Forget that Babych played for 10 years after Neufeld retired - the key is that Ferguson gave away his best or second-best player for next to nothing, all in the pursuit of a grinder, as though the 6-2, 215-lb Babych was some kind of shrinking violet. That season, Ferguson would also tire of his coach, Barry Long, and take over behind the bench himself. I still remember the local newscasters pointing out that Ferguson sweated through the armpits of his suit jackets on the bench - how that's even possible, I cannot say. The Jets were eliminated in three straight games by the Flames in the 1985-86, but not before a frustrated Ferguson plucked 20-year-old (and 5'5) Daniel Berthiaume out of the QMJHL to backstop the Jets in the deciding game of the series.

The Jets had a +26 goal differential in 1984-85 - that was the best in their history. They never surpassed +8 during the rest of their time in Winnipeg, and won just one playoff series over the next 11 years. John Ferguson would get fired after the 1987-88 season, paving the way for Mike Smith's tenure as General Manager, an era that I'll explore in Part III of this series.
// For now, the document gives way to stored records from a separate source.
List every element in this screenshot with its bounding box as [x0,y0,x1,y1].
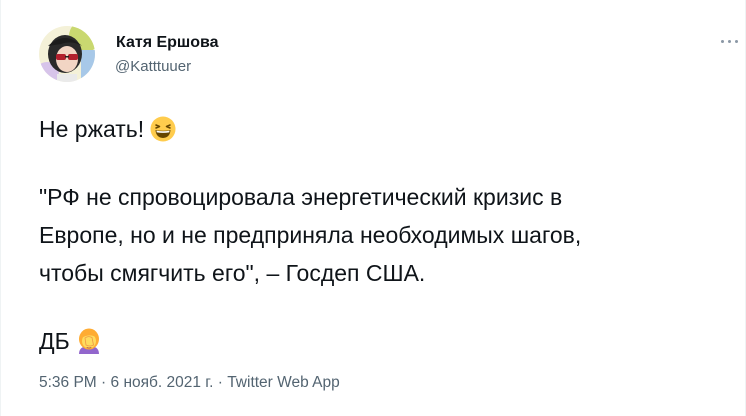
tweet-date: 6 нояб. 2021 г. [110,374,214,391]
more-horizontal-icon [721,40,724,43]
woman-facepalming-icon [76,328,102,354]
quote-line-1: "РФ не спровоцировала энергетический кри… [39,184,563,210]
meta-separator: · [101,374,107,391]
more-horizontal-icon-dot [728,40,731,43]
quote-line-3: чтобы смягчить его", – Госдеп США. [39,260,426,286]
tweet-meta: 5:36 PM · 6 нояб. 2021 г. · Twitter Web … [39,374,340,392]
tweet-sign-line: ДБ [39,322,729,360]
tweet-source-link[interactable]: Twitter Web App [227,374,340,391]
avatar[interactable] [39,26,95,82]
meta-separator: · [217,374,223,391]
tweet-line-1-text: Не ржать! [39,116,145,142]
more-horizontal-icon-dot [735,40,738,43]
author-username[interactable]: @Katttuuer [115,58,191,75]
grinning-squinting-face-icon [150,116,176,142]
tweet-card: Катя Ершова @Katttuuer Не ржать! "РФ не … [0,0,746,416]
author-display-name[interactable]: Катя Ершова [116,34,219,52]
quote-line-2: Европе, но и не предприняла необходимых … [39,222,582,248]
tweet-text: Не ржать! "РФ не спровоцировала энергети… [39,110,729,360]
tweet-timestamp-link[interactable]: 5:36 PM · 6 нояб. 2021 г. [39,374,213,391]
more-options-button[interactable] [717,32,743,50]
tweet-sign-text: ДБ [39,328,70,354]
tweet-line-1: Не ржать! [39,110,729,148]
tweet-time: 5:36 PM [39,374,97,391]
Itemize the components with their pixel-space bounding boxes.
The new Atlanta Thrashers won't have quite as tough a road as those early Jets teams did. But the lessons the Jets learned back then should still apply today - apologies to Rick Dudley, but new ownership should avoid the temptation to let a former NHL player who racked up a lot of penalty minutes run their team. And they should keep in mind that building a winning team is a long-term proposition - they will have to accept that the Atlanta team they've inherited is decidedly in the bottom half of the league. The first incarnation of NHL hockey in Winnipeg took six years to make it out of the first round of the playoffs; it would be nice if the new team did that in half the time, but nobody should harbor visions of Stanley Cup rings in the next few years.